3. Many outcomes (functional, molecular, histological) are tested across multiple groups and time points, yet there is no correction beyond Bonferroni for multiple endpoints (e.g., no FDR or Holm-Bonferroni adjustment). This raises concern for false positive results due to multiple testing.

 

Author’s response:

Thank you for your valuable comment. We agree that the Holm–Bonferroni procedure generally provides greater statistical power than the traditional Bonferroni method and is considered a more powerful alternative for controlling the family-wise error rate (FWER).

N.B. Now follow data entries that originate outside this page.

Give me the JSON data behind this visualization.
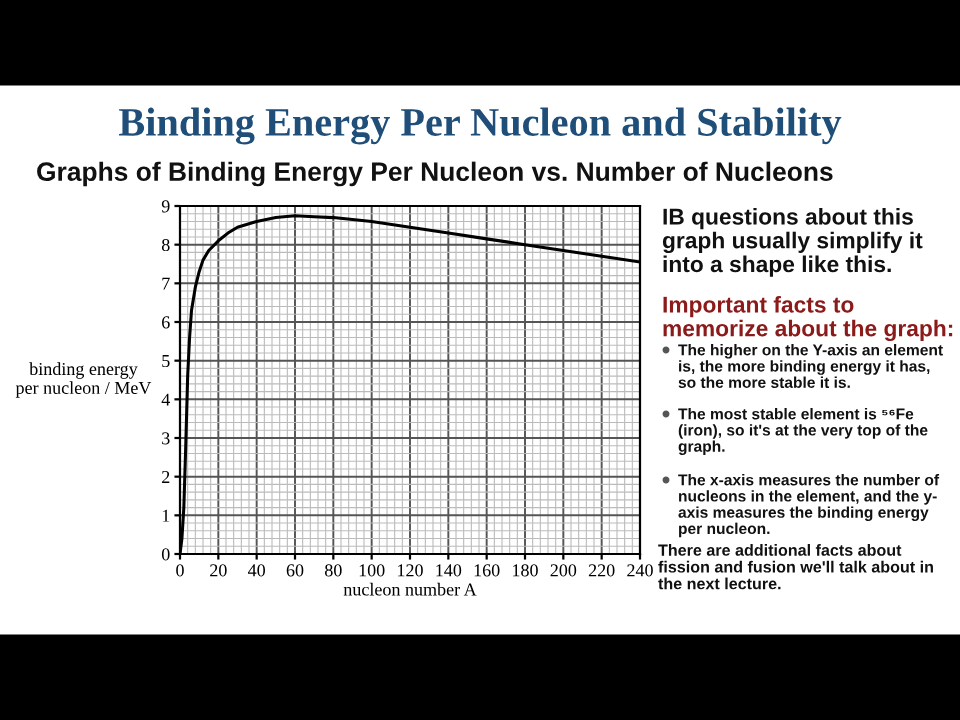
{
  "chart_data": {
    "type": "line",
    "title": "Binding Energy Per Nucleon and Stability",
    "subtitle": "Graphs of Binding Energy Per Nucleon vs. Number of Nucleons",
    "xlabel": "nucleon number A",
    "ylabel": "binding energy\nper nucleon / MeV",
    "x": [
      0,
      1,
      2,
      3,
      4,
      5,
      6,
      8,
      10,
      12,
      15,
      20,
      25,
      30,
      40,
      50,
      60,
      70,
      80,
      100,
      120,
      140,
      160,
      180,
      200,
      220,
      240
    ],
    "series": [
      {
        "color": "#000000",
        "values": [
          0,
          0.4,
          1.2,
          2.8,
          4.6,
          5.6,
          6.3,
          6.9,
          7.3,
          7.6,
          7.85,
          8.1,
          8.3,
          8.45,
          8.6,
          8.7,
          8.75,
          8.72,
          8.7,
          8.6,
          8.45,
          8.3,
          8.15,
          8.0,
          7.85,
          7.7,
          7.55
        ]
      }
    ],
    "xlim": [
      0,
      240
    ],
    "ylim": [
      0,
      9
    ],
    "xticks": [
      0,
      20,
      40,
      60,
      80,
      100,
      120,
      140,
      160,
      180,
      200,
      220,
      240
    ],
    "yticks": [
      0,
      1,
      2,
      3,
      4,
      5,
      6,
      7,
      8,
      9
    ],
    "grid": true,
    "legend": false,
    "marker": "none",
    "line_style": "solid",
    "annotations": [
      "IB questions about this\ngraph usually simplify it\ninto a shape like this.",
      "Important facts to\nmemorize about the graph:",
      "The higher on the Y-axis an element\nis, the more binding energy it has,\nso the more stable it is.",
      "The most stable element is ⁵⁶Fe\n(iron), so it's at the very top of the\ngraph.",
      "The x-axis measures the number of\nnucleons in the element, and the y-\naxis measures the binding energy\nper nucleon.",
      "There are additional facts about\nfission and fusion we'll talk about in\nthe next lecture."
    ]
  }
}
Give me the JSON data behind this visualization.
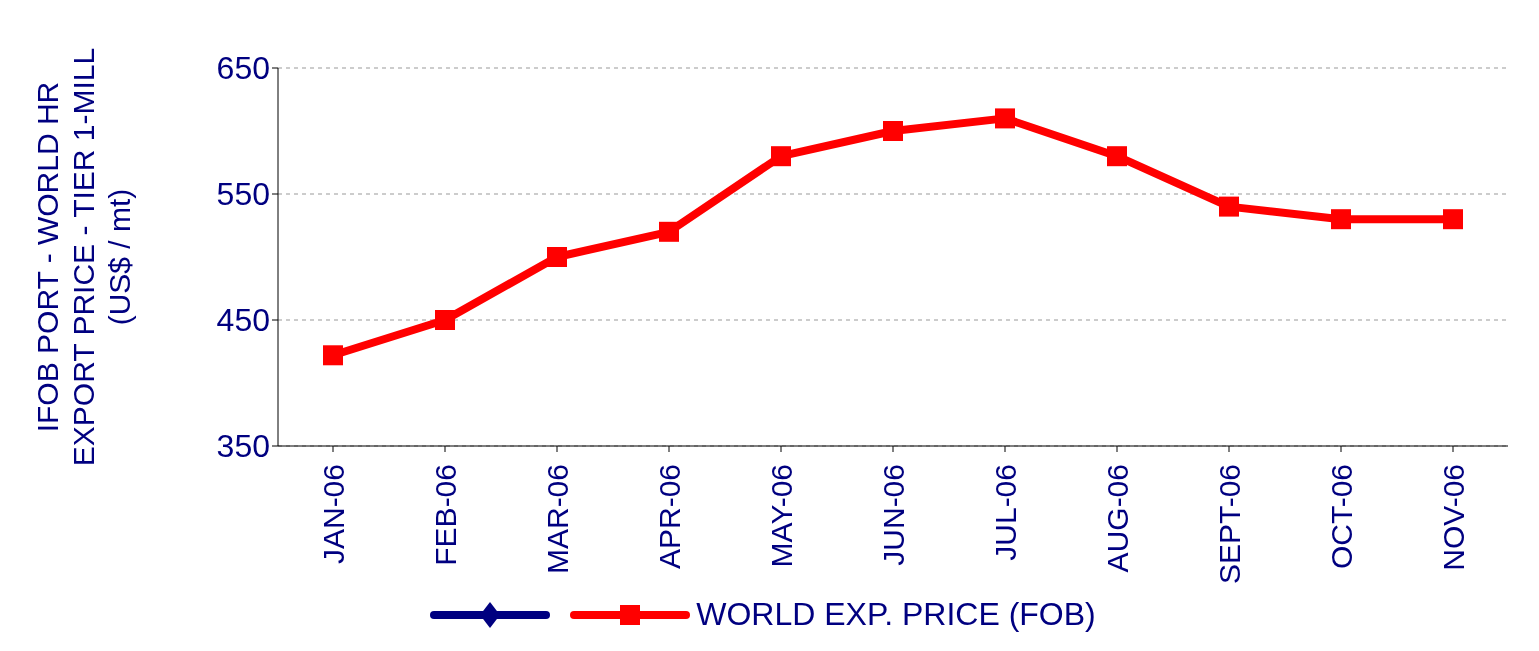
{
  "chart_data": {
    "type": "line",
    "ylabel": "IFOB PORT - WORLD HR\nEXPORT PRICE - TIER 1-MILL\n(US$ / mt)",
    "categories": [
      "JAN-06",
      "FEB-06",
      "MAR-06",
      "APR-06",
      "MAY-06",
      "JUN-06",
      "JUL-06",
      "AUG-06",
      "SEPT-06",
      "OCT-06",
      "NOV-06"
    ],
    "series": [
      {
        "color": "#000080",
        "marker": "diamond",
        "values": [
          null,
          null,
          null,
          null,
          null,
          null,
          null,
          null,
          null,
          null,
          null
        ]
      },
      {
        "name": "WORLD EXP. PRICE (FOB)",
        "color": "#ff0000",
        "marker": "square",
        "values": [
          422,
          450,
          500,
          520,
          580,
          600,
          610,
          580,
          540,
          530,
          530
        ]
      }
    ],
    "ylim": [
      350,
      650
    ],
    "yticks": [
      350,
      450,
      550,
      650
    ],
    "grid": "y",
    "legend": "bottom",
    "line_style": "solid"
  }
}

However, in our study, the number of post hoc comparisons was strictly limited to pairwise comparisons within each main factor (i.e., two comparisons per factor). Given this small number of comparisons, the difference in power between the Bonferroni and Holm–Bonferroni methods becomes negligible.

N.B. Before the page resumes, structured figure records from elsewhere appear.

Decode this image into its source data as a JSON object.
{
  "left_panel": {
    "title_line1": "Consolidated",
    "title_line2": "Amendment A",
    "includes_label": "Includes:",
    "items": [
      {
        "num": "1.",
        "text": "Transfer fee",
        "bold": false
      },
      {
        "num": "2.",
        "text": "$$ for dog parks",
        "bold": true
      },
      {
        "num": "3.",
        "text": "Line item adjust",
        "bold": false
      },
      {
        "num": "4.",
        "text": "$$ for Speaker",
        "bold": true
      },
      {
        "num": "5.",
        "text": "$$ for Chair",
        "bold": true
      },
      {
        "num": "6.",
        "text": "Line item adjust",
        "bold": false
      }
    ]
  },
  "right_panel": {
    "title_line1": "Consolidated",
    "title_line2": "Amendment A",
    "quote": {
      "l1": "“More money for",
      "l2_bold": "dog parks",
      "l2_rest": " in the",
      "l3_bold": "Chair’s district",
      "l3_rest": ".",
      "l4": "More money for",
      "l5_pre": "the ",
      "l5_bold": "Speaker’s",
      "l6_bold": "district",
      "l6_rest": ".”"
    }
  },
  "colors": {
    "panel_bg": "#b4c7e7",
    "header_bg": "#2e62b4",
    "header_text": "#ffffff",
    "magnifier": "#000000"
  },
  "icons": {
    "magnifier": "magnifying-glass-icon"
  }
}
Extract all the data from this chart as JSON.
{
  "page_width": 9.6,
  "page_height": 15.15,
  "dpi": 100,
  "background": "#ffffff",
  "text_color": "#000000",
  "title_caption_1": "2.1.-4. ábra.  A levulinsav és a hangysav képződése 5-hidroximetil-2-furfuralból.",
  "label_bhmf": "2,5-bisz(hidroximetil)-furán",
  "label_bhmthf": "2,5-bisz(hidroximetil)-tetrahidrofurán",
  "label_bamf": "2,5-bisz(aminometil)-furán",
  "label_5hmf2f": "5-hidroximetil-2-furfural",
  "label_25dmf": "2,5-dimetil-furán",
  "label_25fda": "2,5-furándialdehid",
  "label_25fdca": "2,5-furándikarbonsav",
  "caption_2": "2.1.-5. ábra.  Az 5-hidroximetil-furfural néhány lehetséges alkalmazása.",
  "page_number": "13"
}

As noted by Abdi (2007), “when only a small number of comparisons are made, the Bonferroni correction is generally adequate and is often preferred for its simplicity and transparency, despite being more conservative than necessary.” In line with this, we chose the Bonferroni correction to maintain interpretability and because its conservativeness does not significantly compromise power in our context. Nonetheless, we appreciate the reviewer’s suggestion and will clarify this rationale in the revised manuscript to improve transparency (line 410).

 

 

4. Several results (e.g., ANF expression, SERCA2 levels) are described as “borderline significant” without meeting conventional p < 0.05 thresholds, yet they are discussed as trends.

 

Author’s response:

To avoid potential misunderstanding, we changed the phrase from “borderline significant” to “not statistically significant.” However, to emphasize the trends, we have added the effect sizes to the sentence (lines 134 - 136, 141 - 143).

 

5. Functional data are collected ex vivo (Langendorff perfusion) rather than by serial in vivo echocardiography at multiple time points. This limits the ability to track dynamic changes in individual animals.

 

Author’s response:

We are also interested in the dynamic changes of unloading in individual animals. However, we consider that cardiac function in this model can only be evaluated using Langendorff perfusion, as the loading conditions are not consistent in vivo. We have added this limitation regarding the inability to assess dynamic changes in cardiac function to the manuscript (lines 276 - 278).

 

6. Including survival or functional outcome endpoints (e.g., heart failure symptoms, exercise capacity) could be helpful to complement biochemical findings.

 

Author’s response:

We fully agree with the reviewer’s comment. However, in this study, the symptoms observed in recipient rats do not reflect the functional outcome of the unloaded hearts. We have added this limitation to the manuscript (lines 278 - 280).

 

 

7. How the authors suggest that these clinical results could impact on future studies or on current clinical practice?

 

Author’s response:

In this study, LV unloading after AMI impacts autophagy activity and contributed to the suppression of cardiac dysfunction. However, LV unloading itself was associated with reduced autophagy flux, as indicated by increased p62 levels. Therefore, further studies are needed to investigate whether enhancing autophagy pharmacologically could provide additional benefits in combination with LV unloading. If autophagy activity can be properly regulated in clinical settings, it may promote earlier recovery of cardiac function and potentially shorten the duration of LV assist device use after AMI. We have added this point to the Discussion section (lines 237 - 243).